Malick adentra a mata, a água, o ar, o fogo buscando dar um sentido a tudo que o homem faz – e o que levou a humanidade a se tornar esse monstro autodestruidor. Sua câmera – sempre distante como se fosse um observador – está melhor do que nunca e Malick não perdeu o ritmo como pudemos ver no mais recente O Novo Mundo. A maneira com que captura o combate, a beleza de seus closes naturais e a dimensão natural que dá ao seu filme são trabalho de mestre. A expectativa para A Árvore da Vida não poderia ser maior – espera-se que Malick finalmente consiga se expandir, afinal seus filmes sempre possuem ótimo conteúdo, suas filmagens são belíssimas, mas impedimentos fazem com que fiquem aquém de todo seu potencial.

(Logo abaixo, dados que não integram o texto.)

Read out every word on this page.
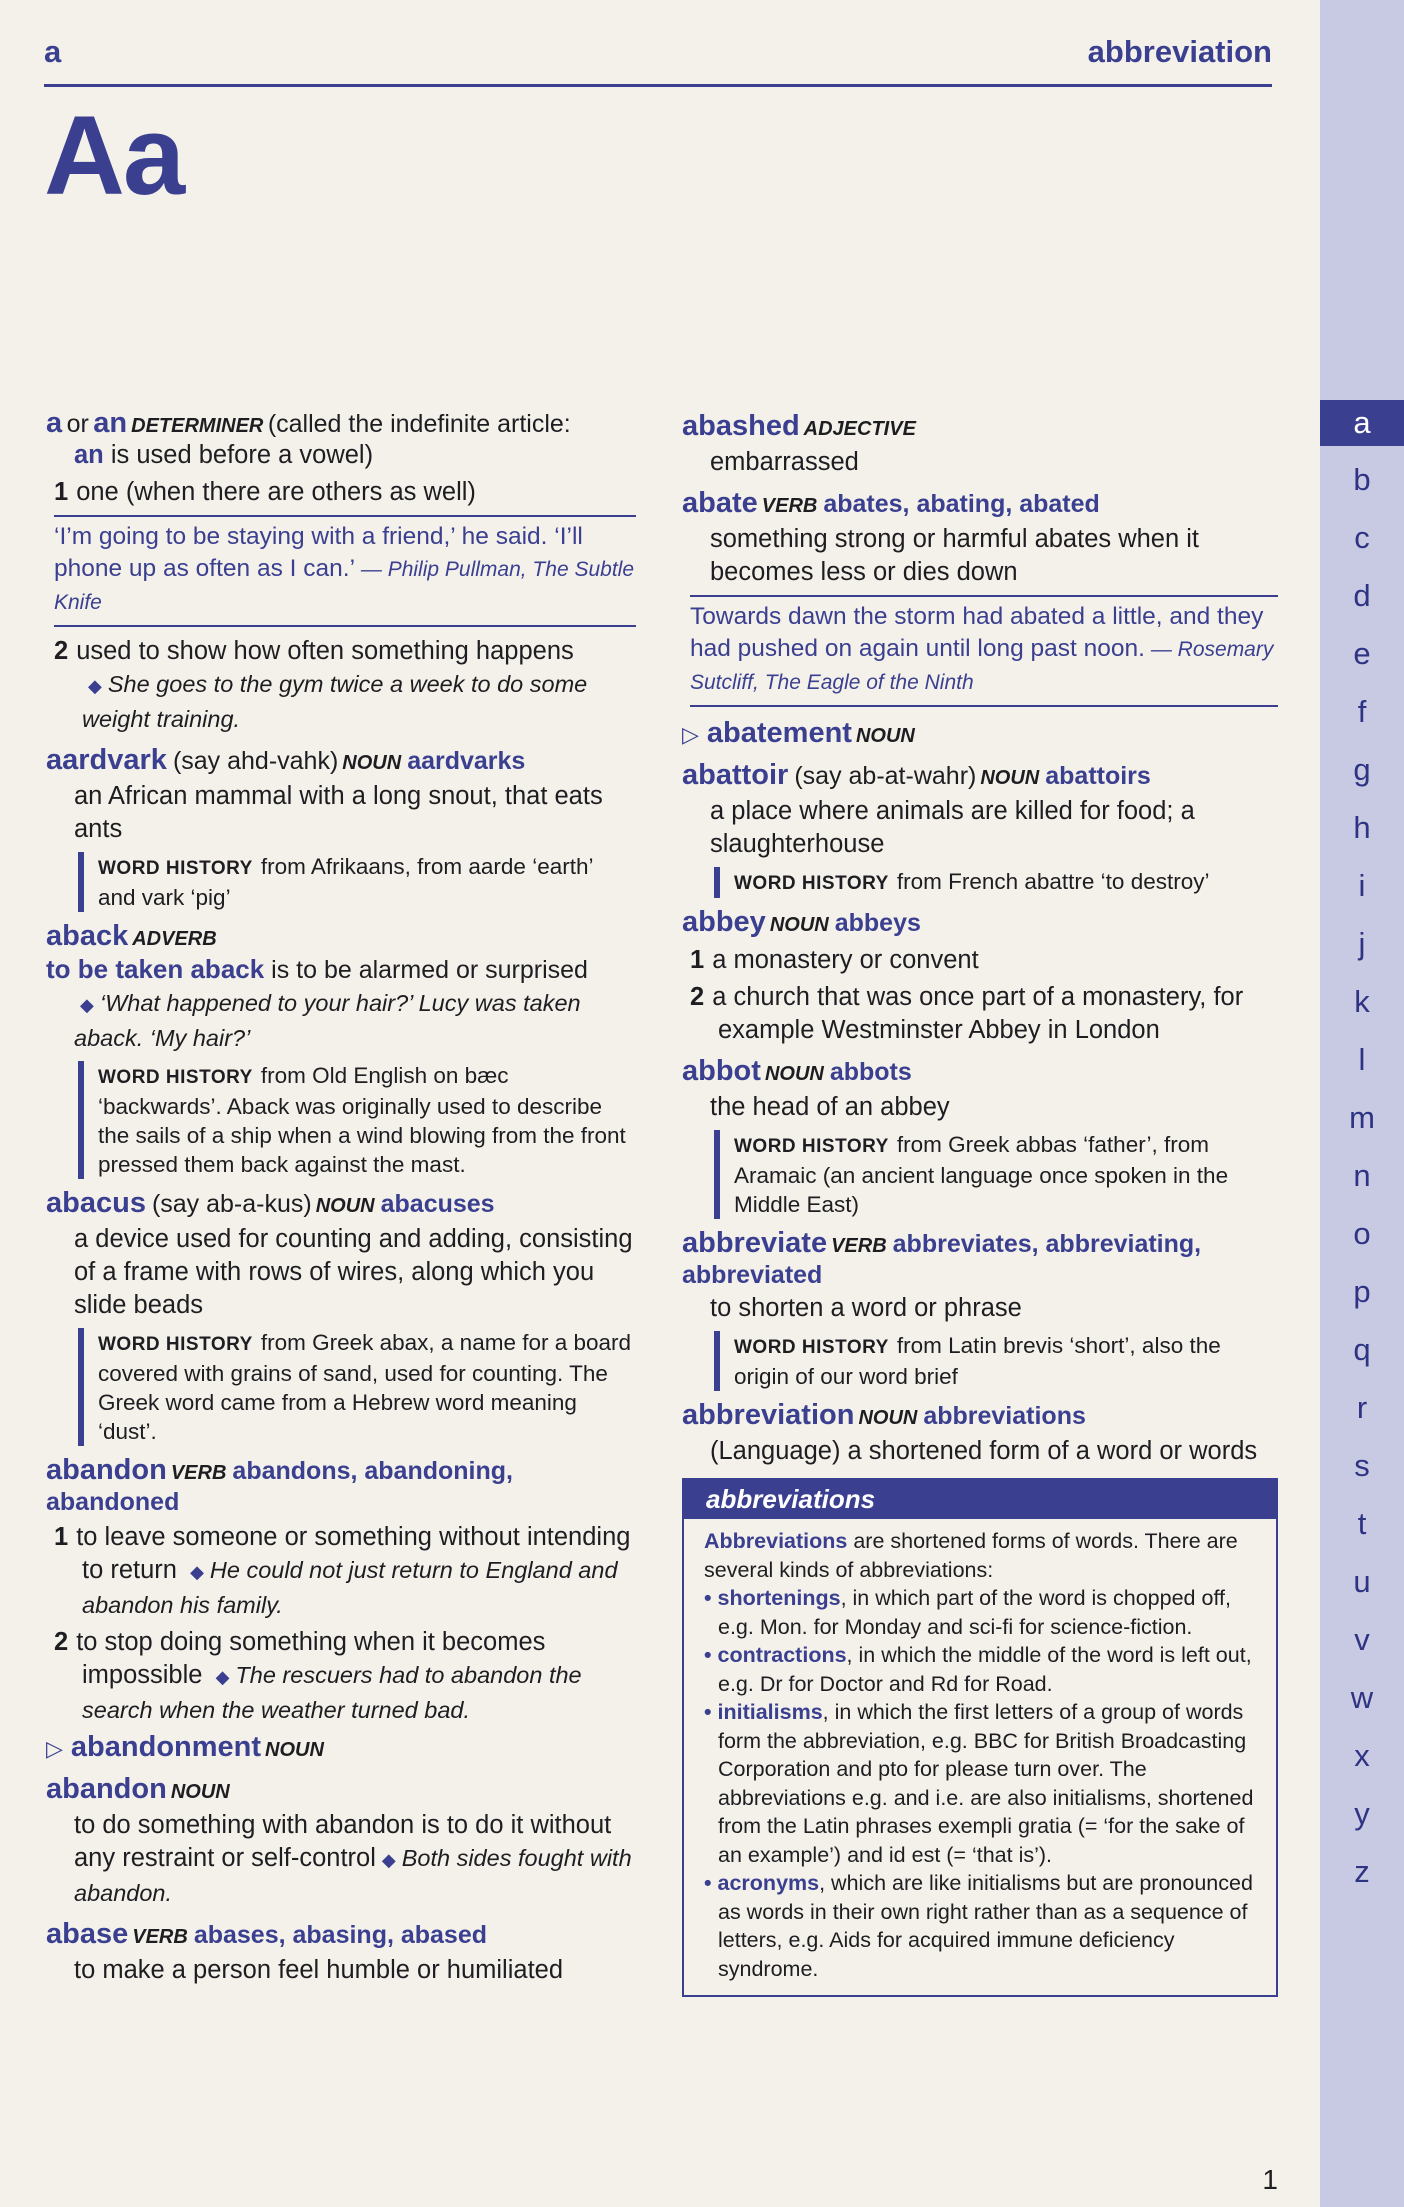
a	abbreviation
Aa
a or an DETERMINER (called the indefinite article:
an is used before a vowel)
1 one (when there are others as well)
‘I’m going to be staying with a friend,’ he said. ‘I’ll phone up as often as I can.’ — Philip Pullman, The Subtle Knife
2 used to show how often something happens ◆ She goes to the gym twice a week to do some weight training.
aardvark (say ahd-vahk) NOUN aardvarks
an African mammal with a long snout, that eats ants
WORD HISTORY from Afrikaans, from aarde ‘earth’ and vark ‘pig’
aback ADVERB
to be taken aback is to be alarmed or surprised
◆ ‘What happened to your hair?’ Lucy was taken aback. ‘My hair?’
WORD HISTORY from Old English on bæc ‘backwards’. Aback was originally used to describe the sails of a ship when a wind blowing from the front pressed them back against the mast.
abacus (say ab-a-kus) NOUN abacuses
a device used for counting and adding, consisting of a frame with rows of wires, along which you slide beads
WORD HISTORY from Greek abax, a name for a board covered with grains of sand, used for counting. The Greek word came from a Hebrew word meaning ‘dust’.
abandon VERB abandons, abandoning, abandoned
1 to leave someone or something without intending to return ◆ He could not just return to England and abandon his family.
2 to stop doing something when it becomes impossible ◆ The rescuers had to abandon the search when the weather turned bad.
▷ abandonment NOUN
abandon NOUN
to do something with abandon is to do it without any restraint or self-control ◆ Both sides fought with abandon.
abase VERB abases, abasing, abased
to make a person feel humble or humiliated
abashed ADJECTIVE
embarrassed
abate VERB abates, abating, abated
something strong or harmful abates when it becomes less or dies down
Towards dawn the storm had abated a little, and they had pushed on again until long past noon. — Rosemary Sutcliff, The Eagle of the Ninth
▷ abatement NOUN
abattoir (say ab-at-wahr) NOUN abattoirs
a place where animals are killed for food; a slaughterhouse
WORD HISTORY from French abattre ‘to destroy’
abbey NOUN abbeys
1 a monastery or convent
2 a church that was once part of a monastery, for example Westminster Abbey in London
abbot NOUN abbots
the head of an abbey
WORD HISTORY from Greek abbas ‘father’, from Aramaic (an ancient language once spoken in the Middle East)
abbreviate VERB abbreviates, abbreviating, abbreviated
to shorten a word or phrase
WORD HISTORY from Latin brevis ‘short’, also the origin of our word brief
abbreviation NOUN abbreviations
(Language) a shortened form of a word or words
abbreviations
Abbreviations are shortened forms of words. There are several kinds of abbreviations:
• shortenings, in which part of the word is chopped off, e.g. Mon. for Monday and sci-fi for science-fiction.
• contractions, in which the middle of the word is left out, e.g. Dr for Doctor and Rd for Road.
• initialisms, in which the first letters of a group of words form the abbreviation, e.g. BBC for British Broadcasting Corporation and pto for please turn over. The abbreviations e.g. and i.e. are also initialisms, shortened from the Latin phrases exempli gratia (= ‘for the sake of an example’) and id est (= ‘that is’).
• acronyms, which are like initialisms but are pronounced as words in their own right rather than as a sequence of letters, e.g. Aids for acquired immune deficiency syndrome.
a
b
c
d
e
f
g
h
i
j
k
l
m
n
o
p
q
r
s
t
u
v
w
x
y
z
1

Por fim, surge a indagação final: o quão longe a natureza de nossa sociedade está da natureza primitiva? É o tipo de pergunta que não será respondida e, não possui uma única conclusão. Podemos afirmar, entretanto, que o combate – e outras fatalidades que acontecem no mundo – não vai de encontro à beleza dos, até mesmo, mais ferozes animais. São situações forjadas pela mente humana - pela ganância, ódio e inveja - que impedem o mundo de ser tão tranquilo quanto Caviezel e seu diretor o querem.